Pengakuan ini langsung menimbulkan pro dan kontra dari netizen. Banyak orang merasa tidak nyaman dengan gaya Hendrik yang dinilai pamer dan tidak memiliki empati terhadap polemik MBG yang sedang marak saat ini. Konten Hendrik pun ramai dihujat oleh netizen di media sosial.
Menyadari bahwa dirinya tengah dicemooh, Hendrik tak tinggal diam. Ia langsung mendatangi Polres Cimahi untuk melaporkan dua akun media sosial yang dianggap telah menghina dan mencaci-maki dirinya. Menurut Hendrik, ada dua akun yang dilaporkan: pertama, akun yang meng-up konten tanpa izin, dan kedua, akun yang membabi buta mencaci-maki tanpa dasar bukti.
“Ada dua akun yang saya laporkan. Ke satu, akun yang meng-up tanpa seizin saya, dan itu sudah masuk ke ranah hukum. Kedua, ada Instagram yang membabi buta, mencaci maki saya tanpa dasarnya ada bukti, itulah delik aduannya,” ungkap Hendrik.
Hendrik juga mengklaim bahwa tidak ada kesalahan dalam pengakuannya tentang pendapatan Rp 6 juta per hari.

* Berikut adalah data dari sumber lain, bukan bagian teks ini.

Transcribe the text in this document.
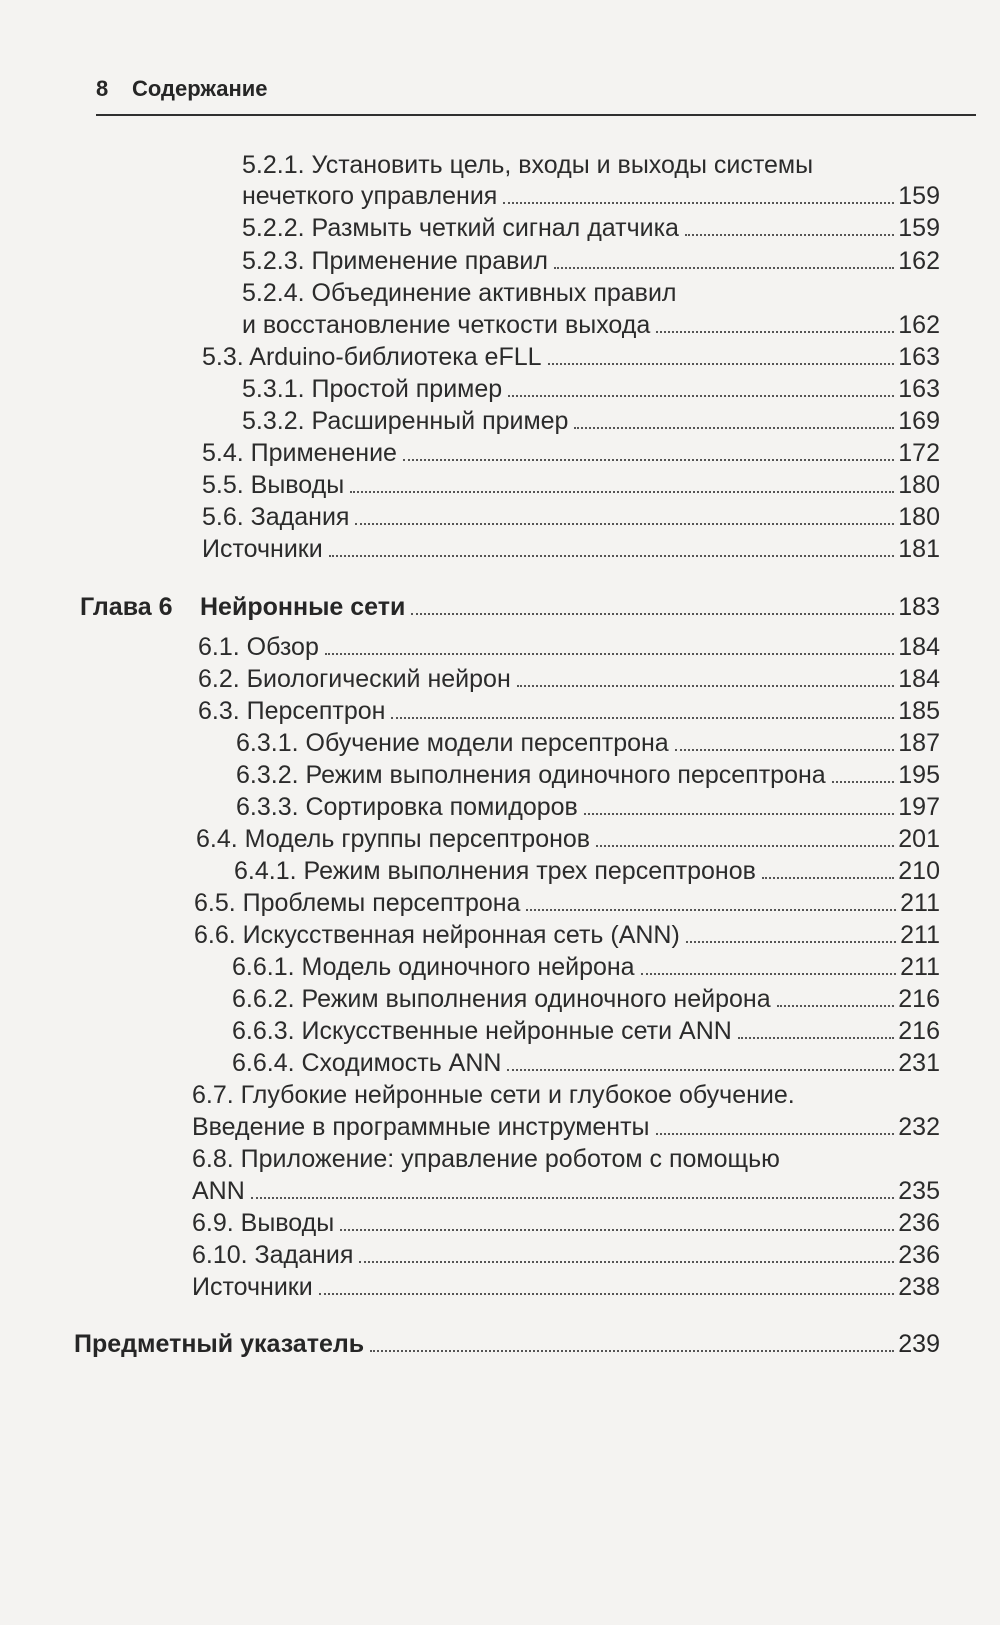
8 Содержание
5.2.1. Установить цель, входы и выходы системы
нечеткого управления	159
5.2.2. Размыть четкий сигнал датчика	159
5.2.3. Применение правил	162
5.2.4. Объединение активных правил
и восстановление четкости выхода	162
5.3. Arduino-библиотека eFLL	163
5.3.1. Простой пример	163
5.3.2. Расширенный пример	169
5.4. Применение	172
5.5. Выводы	180
5.6. Задания	180
Источники	181
Глава 6	Нейронные сети	183
6.1. Обзор	184
6.2. Биологический нейрон	184
6.3. Персептрон	185
6.3.1. Обучение модели персептрона	187
6.3.2. Режим выполнения одиночного персептрона	195
6.3.3. Сортировка помидоров	197
6.4. Модель группы персептронов	201
6.4.1. Режим выполнения трех персептронов	210
6.5. Проблемы персептрона	211
6.6. Искусственная нейронная сеть (ANN)	211
6.6.1. Модель одиночного нейрона	211
6.6.2. Режим выполнения одиночного нейрона	216
6.6.3. Искусственные нейронные сети ANN	216
6.6.4. Сходимость ANN	231
6.7. Глубокие нейронные сети и глубокое обучение.
Введение в программные инструменты	232
6.8. Приложение: управление роботом с помощью
ANN	235
6.9. Выводы	236
6.10. Задания	236
Источники	238
Предметный указатель	239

Menurutnya, hal tersebut sesuai dengan ketentuan dalam program MBG. “Tanggal 26 saya akan resmi melaporkan, pertama yang meng-up tentang video saya yang saya mendapat insentif SPPG Rp6 juta, lalu salah saya di mana? dari jurnis BGN itu sudah dituangkan, bahwa mitra berhak menerima insentif Rp6 juta perhari.”

Ia juga mengancam akan melaporkan siapa saja yang memberikan komentar negatif terhadap dirinya. “Setiap cacian makian anda akan dipertanggungjawabkan depan hukum tunggu tangal 26 hari Kamis bulan Maret sayah akan laporkan anda di Polda Jawa Barat Polri tegak lurus Polri benteng masyarakat yang wajib kita hargai negara ini tidak bisa dipermainkan oleh orang orang yang tidak memiliki etika sopan santun anda harus mempertangung jawabkan perkataan anda di sosial media karena anda sudah membuat stetmen tanpa bukti yg merugikan diri sayah nama baik sayah!!!”

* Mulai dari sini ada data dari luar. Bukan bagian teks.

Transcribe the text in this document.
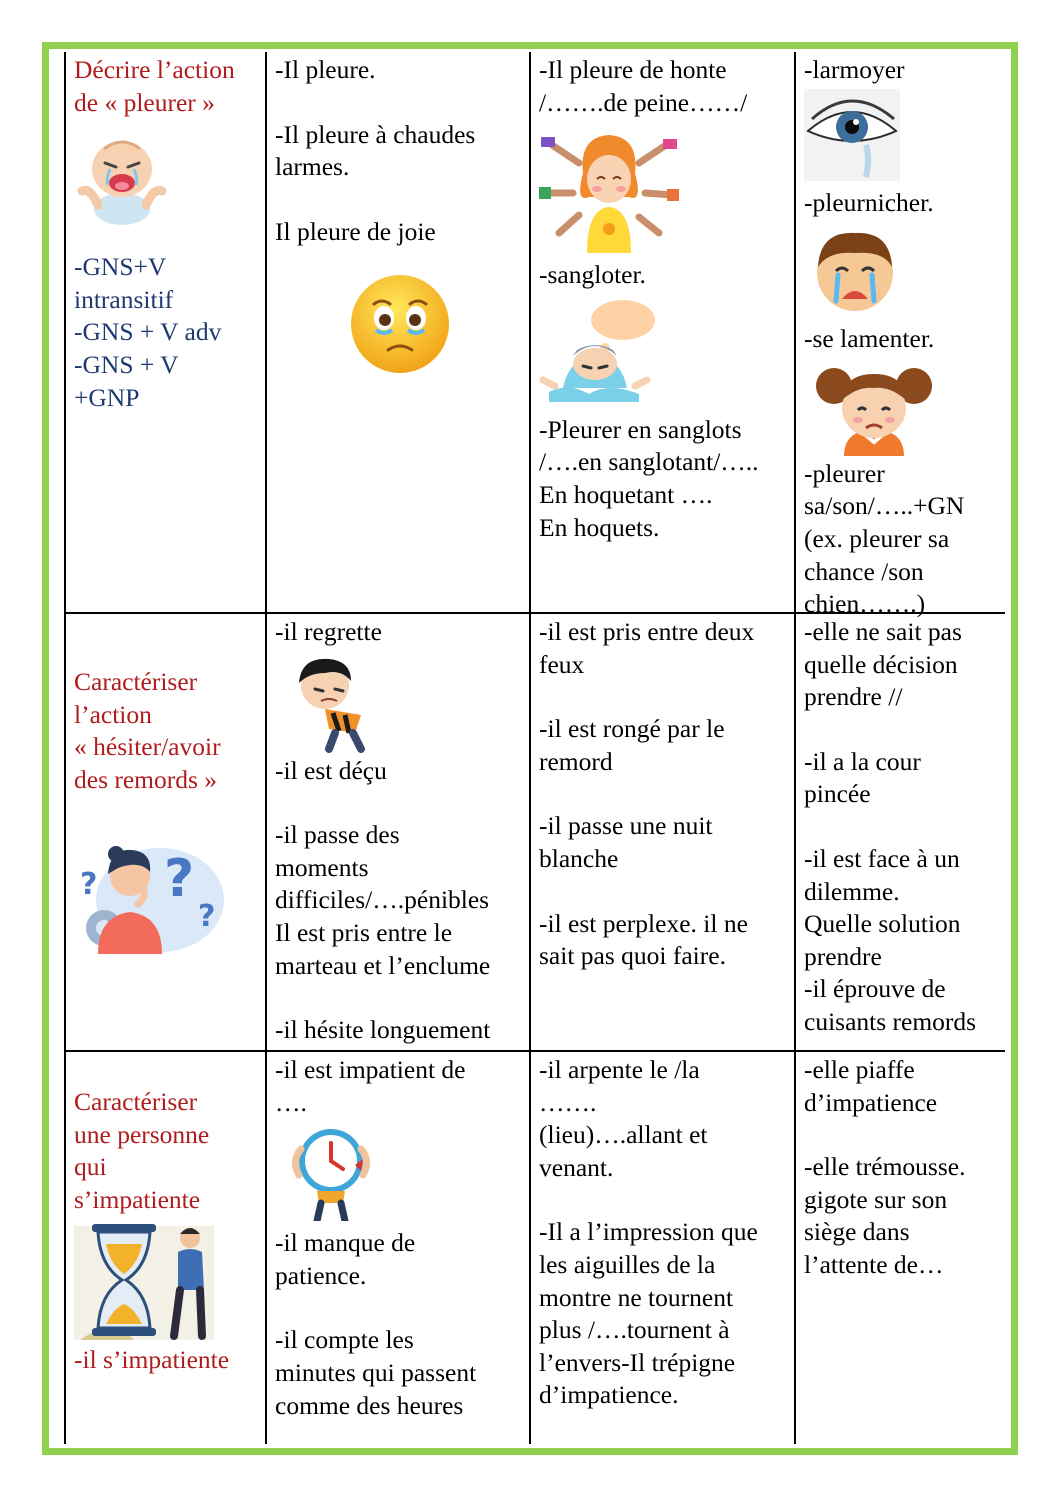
Décrire l’action
de « pleurer »

-GNS+V
intransitif
-GNS + V adv
-GNS + V
+GNP

-Il pleure.

-Il pleure à chaudes
larmes.

Il pleure de joie

-Il pleure de honte
/…….de peine……/

-sangloter.

-Pleurer en sanglots
/….en sanglotant/…..
En hoquetant ….
En hoquets.

-larmoyer

-pleurnicher.

-se lamenter.

-pleurer
sa/son/…..+GN
(ex. pleurer sa
chance /son
chien…….)

Caractériser
l’action
« hésiter/avoir
des remords »

?
?
?

-il regrette

-il est déçu

-il passe des
moments
difficiles/….pénibles
Il est pris entre le
marteau et l’enclume

-il hésite longuement

-il est pris entre deux
feux

-il est rongé par le
remord

-il passe une nuit
blanche

-il est perplexe. il ne
sait pas quoi faire.

-elle ne sait pas
quelle décision
prendre //

-il a la cour
pincée

-il est face à un
dilemme.
Quelle solution
prendre
-il éprouve de
cuisants remords

Caractériser
une personne
qui
s’impatiente

-il s’impatiente

-il est impatient de
….

-il manque de
patience.

-il compte les
minutes qui passent
comme des heures

-il arpente le /la
…….
(lieu)….allant et
venant.

-Il a l’impression que
les aiguilles de la
montre ne tournent
plus /….tournent à
l’envers-Il trépigne
d’impatience.

-elle piaffe
d’impatience

-elle trémousse.
gigote sur son
siège dans
l’attente de…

Tantangan dari Lita Gading
Konten Hendrik yang memamerkan pendapatan jutaan rupiah per hari ternyata tidak hanya dikomentari oleh netizen biasa. Psikolog sekaligus mantan artis Lita Gading ikut mengkritisi aksi Hendrik. Ia heran mengapa Hendrik ingin melaporkan netizen yang menghina dirinya.

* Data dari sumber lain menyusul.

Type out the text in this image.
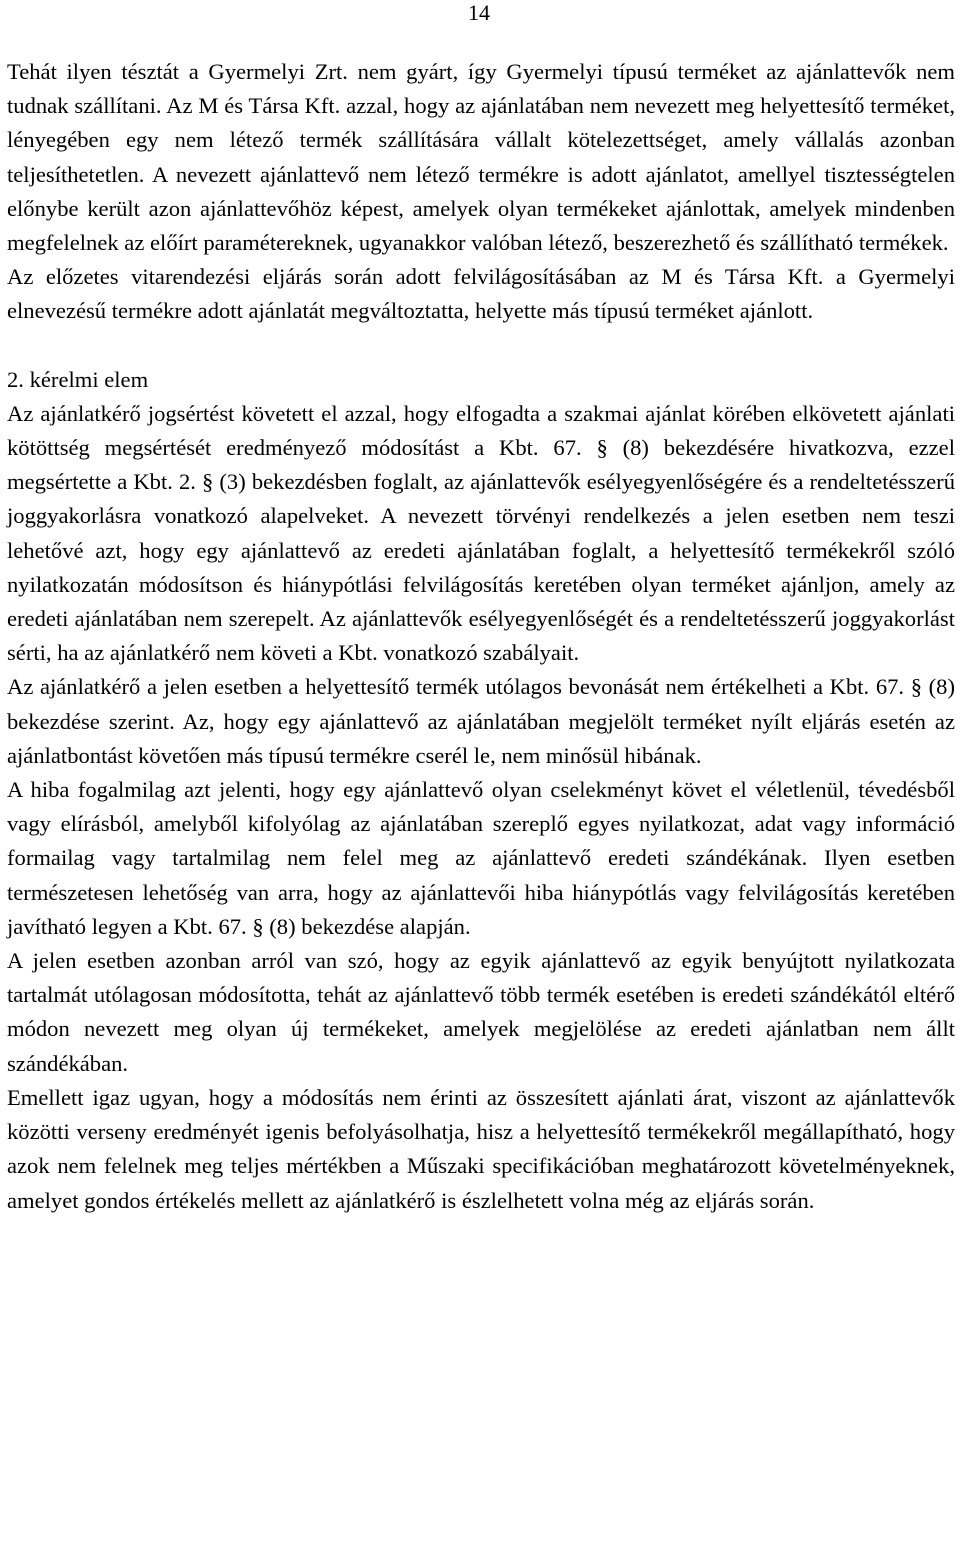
14

Tehát ilyen tésztát a Gyermelyi Zrt. nem gyárt, így Gyermelyi típusú terméket az ajánlattevők nem tudnak szállítani. Az M és Társa Kft. azzal, hogy az ajánlatában nem nevezett meg helyettesítő terméket, lényegében egy nem létező termék szállítására vállalt kötelezettséget, amely vállalás azonban teljesíthetetlen. A nevezett ajánlattevő nem létező termékre is adott ajánlatot, amellyel tisztességtelen előnybe került azon ajánlattevőhöz képest, amelyek olyan termékeket ajánlottak, amelyek mindenben megfelelnek az előírt paramétereknek, ugyanakkor valóban létező, beszerezhető és szállítható termékek.

Az előzetes vitarendezési eljárás során adott felvilágosításában az M és Társa Kft. a Gyermelyi elnevezésű termékre adott ajánlatát megváltoztatta, helyette más típusú terméket ajánlott.

2. kérelmi elem

Az ajánlatkérő jogsértést követett el azzal, hogy elfogadta a szakmai ajánlat körében elkövetett ajánlati kötöttség megsértését eredményező módosítást a Kbt. 67. § (8) bekezdésére hivatkozva, ezzel megsértette a Kbt. 2. § (3) bekezdésben foglalt, az ajánlattevők esélyegyenlőségére és a rendeltetésszerű joggyakorlásra vonatkozó alapelveket. A nevezett törvényi rendelkezés a jelen esetben nem teszi lehetővé azt, hogy egy ajánlattevő az eredeti ajánlatában foglalt, a helyettesítő termékekről szóló nyilatkozatán módosítson és hiánypótlási felvilágosítás keretében olyan terméket ajánljon, amely az eredeti ajánlatában nem szerepelt. Az ajánlattevők esélyegyenlőségét és a rendeltetésszerű joggyakorlást sérti, ha az ajánlatkérő nem követi a Kbt. vonatkozó szabályait.

Az ajánlatkérő a jelen esetben a helyettesítő termék utólagos bevonását nem értékelheti a Kbt. 67. § (8) bekezdése szerint. Az, hogy egy ajánlattevő az ajánlatában megjelölt terméket nyílt eljárás esetén az ajánlatbontást követően más típusú termékre cserél le, nem minősül hibának.

A hiba fogalmilag azt jelenti, hogy egy ajánlattevő olyan cselekményt követ el véletlenül, tévedésből vagy elírásból, amelyből kifolyólag az ajánlatában szereplő egyes nyilatkozat, adat vagy információ formailag vagy tartalmilag nem felel meg az ajánlattevő eredeti szándékának. Ilyen esetben természetesen lehetőség van arra, hogy az ajánlattevői hiba hiánypótlás vagy felvilágosítás keretében javítható legyen a Kbt. 67. § (8) bekezdése alapján.

A jelen esetben azonban arról van szó, hogy az egyik ajánlattevő az egyik benyújtott nyilatkozata tartalmát utólagosan módosította, tehát az ajánlattevő több termék esetében is eredeti szándékától eltérő módon nevezett meg olyan új termékeket, amelyek megjelölése az eredeti ajánlatban nem állt szándékában.

Emellett igaz ugyan, hogy a módosítás nem érinti az összesített ajánlati árat, viszont az ajánlattevők közötti verseny eredményét igenis befolyásolhatja, hisz a helyettesítő termékekről megállapítható, hogy azok nem felelnek meg teljes mértékben a Műszaki specifikációban meghatározott követelményeknek, amelyet gondos értékelés mellett az ajánlatkérő is észlelhetett volna még az eljárás során.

“Ini kocak nih kocak nih, ini orang yang selengean, terus lapor polisi. Lu lapor polisinya yang gue kejar. Ngarang aja nih orang kayak begini,” ujar Lita Gading.

Lita bahkan menantang Hendrik untuk melaporkannya. Menurutnya, Hendrik sendiri yang membuat konten di media sosial, sehingga tidak bisa melaporkan netizen. “MBG tidak kita benci programnya, tapi yang kita benci orang-orang seperti kamu. Kamu mau laporkan saya juga? silahkan. Aku tunggu kamu laporannya. Orang kayak gini nih yang harusnya kita berantas. MBG carut marut gara-gara kalian,” ujar Lita.
Ia juga mengkritik cara Hendrik yang dinilai tidak pantas. “Kamu yang joget-joget, netizen yang disalahin. Ngapain kamu upload kalau enggak mau dihujat netizen?” tambahnya.
Selain itu, Lita juga mengatakan bahwa dirinya akan membahas persoalan Hendrik ke Mahkamah Konstitusi. “Apa perlu saya mengajukan ke Mahkamah Konstitusi lagi? Supaya enggak ada orang kayak gini, menari di atas penderitaan rakyat Indonesia,” ujarnya.